Comment est né le projet du film

Le film puise ses racines dans la passion d’Edgar Wright pour le roman originel de Stephen King, publié sous le pseudonyme de Richard Bachman. Adolescence, fascination et frustration : le réalisateur a longtemps rêvé d’en proposer une adaptation fidèle, différente du film culte de 1987 avec Arnold Schwarzenegger. L’opportunité est venue grâce à Simon Kinberg, producteur de Seul sur Mars, qui l’a contacté pour lui confier la réalisation d’une version moderne, plus ancrée dans la société contemporaine. Pour Edgar Wright, c’était une évidence : il fallait revisiter cette histoire sans la trahir, en lui redonnant sa dimension politique et humaine.

Aux côtés du scénariste Michael Bacall, déjà complice sur Scott Pilgrim, le cinéaste a construit un récit rythmé et brutal, fidèle à l’esprit du livre mais enrichi d’une tension émotionnelle inédite. Le projet s’est imposé comme une œuvre d’envergure, mêlant la verve satirique du cinéaste à la rigueur dramatique de S. King. Le Network, entité toute-puissante qui contrôle la population, devient le miroir grossissant des médias contemporains et de la manipulation de masse.

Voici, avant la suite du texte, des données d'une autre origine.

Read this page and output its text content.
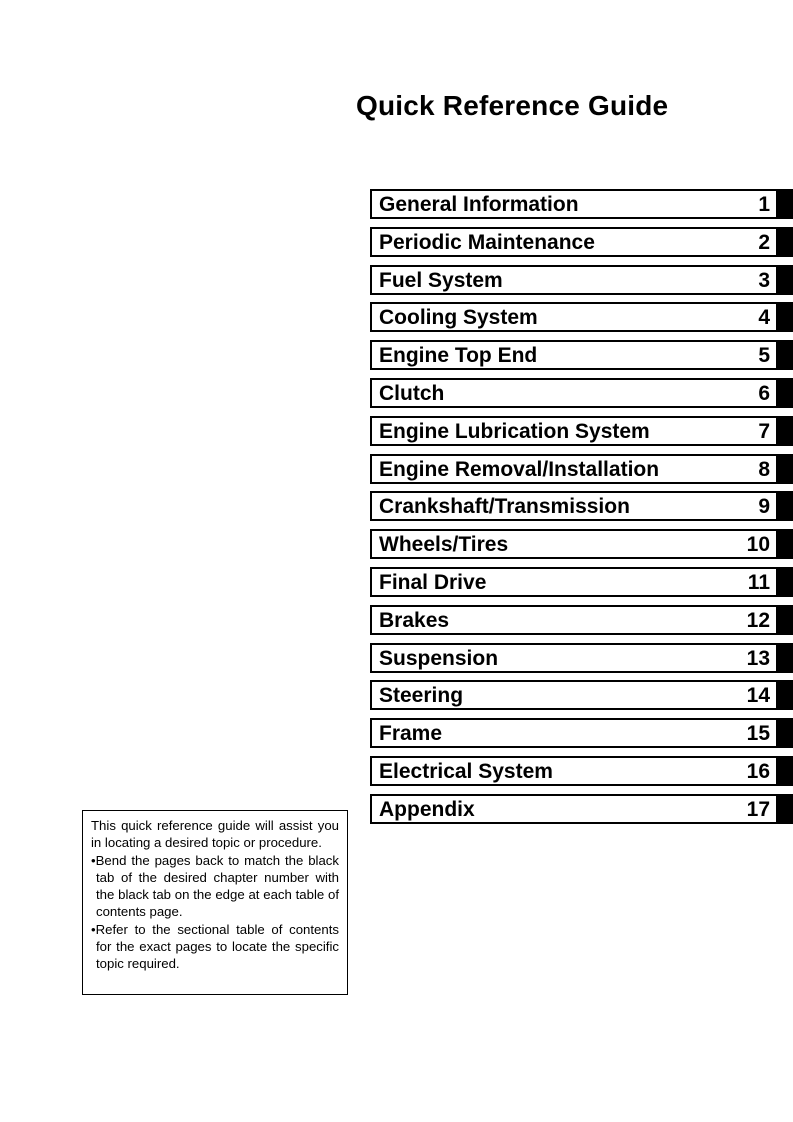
Quick Reference Guide
General Information	1
Periodic Maintenance	2
Fuel System	3
Cooling System	4
Engine Top End	5
Clutch	6
Engine Lubrication System	7
Engine Removal/Installation	8
Crankshaft/Transmission	9
Wheels/Tires	10
Final Drive	11
Brakes	12
Suspension	13
Steering	14
Frame	15
Electrical System	16
Appendix	17

This quick reference guide will assist you in locating a desired topic or procedure.

•Bend the pages back to match the black tab of the desired chapter number with the black tab on the edge at each table of contents page.

•Refer to the sectional table of contents for the exact pages to locate the specific topic required.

La production, pilotée par Simon Kinberg, Edgar Wright et Nira Park, a mobilisé une équipe internationale. Le tournage a eu lieu au Royaume-Uni et en Bulgarie, sur plus de soixante-dix lieux, pour illustrer le voyage désespéré de Ben Richards à travers un territoire ravagé par la pauvreté et la propagande. Le chef opérateur Chung-hoon Chung, collaborateur de Park Chan-wook, a filmé un futur crédible, ni trop lointain ni purement technologique, où le chaos cohabite avec la perfection glacée des élites.

Le réalisateur s’est entouré de ses fidèles collaborateurs : le chef décorateur Marcus Rowland, le monteur Paul Machliss et le compositeur Steven Price. Ensemble, ils ont façonné une œuvre haletante où la musique devient moteur narratif et la caméra, un prolongement de la fuite. Le film fut aussi un défi logistique : quatre-vingt-quatorze jours de tournage, des cascades exécutées par Glen Powell lui-même et des explosions entièrement réelles. Plus qu’une simple adaptation, Running Man s’affirme comme une relecture ambitieuse d’un mythe moderne, entre dénonciation sociale et catharsis visuelle.


Dystopie et critique d’un système où les médias ont le pouvoir sur un fond de chasse à l’homme

Edgar Wright signe ici une dystopie implacable, où l’humanité s’effrite sous le poids du divertissement. Dans ce futur proche, la misère n’a plus de place à l’écran, sauf lorsqu’elle sert de spectacle. Running Man observe un monde où la souffrance devient un produit et où chaque vie se mesure en parts d’audience. Le Network contrôle tout : l’information, les émotions, la narration. Cette omniprésence des médias évoque notre propre dépendance aux écrans et à la validation sociale. Chaque citoyen devient à la fois spectateur et complice, enfermé dans un voyeurisme collectif qui nourrit le système qu’il prétend dénoncer.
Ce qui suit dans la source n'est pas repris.